As described above, the phase difference is measured after the index signal and the B position signal are each halved, and the phase of the index signal is made variable. Even if the phase causes a delay of one triplet or more of the color phosphor, the phase of both can be made to correspond to the correct position.

Further, the coating area of the index fluorescent body 61 is widened, and as shown in FIG.
Apply the index phosphor 61 over a wide range of two triplets or more. By doing so, the advance of the phase of the B position signal with respect to the phase of the index signal, which has occurred in the conventional example, can be allowed up to two triplets, and the index signal exists for the first pulse of the B position signal. The situation of not doing it disappears.

EFFECTS OF THE INVENTION According to the present invention, the shift of the phase of the index signal and the shift of the B position signal can be tolerated to a range more than twice the conventional range. Therefore, the assembly of the cathode ray tube which is the main factor of the shift The accuracy margin can be doubled or more.

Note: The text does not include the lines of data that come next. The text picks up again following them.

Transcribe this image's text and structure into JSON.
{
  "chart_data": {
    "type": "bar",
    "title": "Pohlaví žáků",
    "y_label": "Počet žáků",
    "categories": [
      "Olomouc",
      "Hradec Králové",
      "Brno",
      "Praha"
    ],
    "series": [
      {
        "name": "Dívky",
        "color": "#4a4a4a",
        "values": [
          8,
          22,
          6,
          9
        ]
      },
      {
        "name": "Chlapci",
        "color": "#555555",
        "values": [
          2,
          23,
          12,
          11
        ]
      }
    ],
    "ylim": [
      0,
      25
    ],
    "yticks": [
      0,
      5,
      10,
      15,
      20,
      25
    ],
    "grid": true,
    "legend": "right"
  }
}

[Brief description of drawings]

FIG. 1 is a schematic diagram of a main part of a color image display device according to an embodiment of the present invention, FIG. 2 is a waveform diagram of each part of FIG. 1, and FIG.
FIG. 4 is a schematic diagram of a fluorescent surface of a color cathode ray tube of the present invention, FIG. 4 is a perspective view of a flat plate type color cathode ray tube which is a prior art by the present applicant, and FIGS. Vertical cross-sectional views, FIGS. 6A and 6B are vertical scanning explanatory diagrams, FIG. 7 is a signal processing system diagram of a color image display device, and FIG. 8A is an explanatory diagram of the basic principle of the index system. B is a waveform diagram in the same system, FIG. 9 is a diagram showing a fluorescent surface of a color cathode ray tube in a conventional example, and FIG. 10 is a diagram for explaining problems of the index system in the conventional example. 50: Flat plate color cathode ray tube, 51: Index area, 52: Effective screen area, 53, 54: Photoelectric conversion element, 56
...... Memory, 60 ...... Color phosphor, 61 ...... Index phosphor, 70,75 ...... Wave shaping circuit, 72,76 ...... Pulse selection circuit, 73,74 ...... Phase shift circuit, 77,78 ...... Phase difference measurement circuit.

Front Page Continuation (72) Inventor Kaoru Tomii 3-10-1 Higashisanda, Tama-ku, Kawasaki City, Kanagawa Prefecture Matsushita Giken Co., Ltd. (56) Reference JP 62-172893 (JP, A) JP 61 -202592 (JP, A)

Claims (1)

[Claims] 1. A plurality of electron beam generators, an electron beam modulator corresponding to each of the plurality of electron beams generated by the plurality of electron beam generators, and at least three primary color phosphors of red, green and blue. Is an image display area that is repeatedly and sequentially arranged in the horizontal direction through a black area, and outside the image display area, is composed of an index area in which index phosphors are arranged, and the horizontal width of the index area is the A light emitting unit which is set to be wider than the horizontal width of the image display region by at least two triplets of the three primary color phosphors and which emits light by the electron beam bombardment; the image display region and the index region; Simultaneous scanning is performed by different electron beams among a plurality of electron beams, and the light emission of the index region is detected by the photoelectric conversion element. A digital signal, and a unit that divides the repetition frequency of the index signal into 1/2, a unit that adjusts the phase of the divided index signal, and a video signal that is displayed in the image display area. A color image display device comprising means for controlling the time to be applied to the beam modulating means by means of the index signal outputted from the phase adjusting means.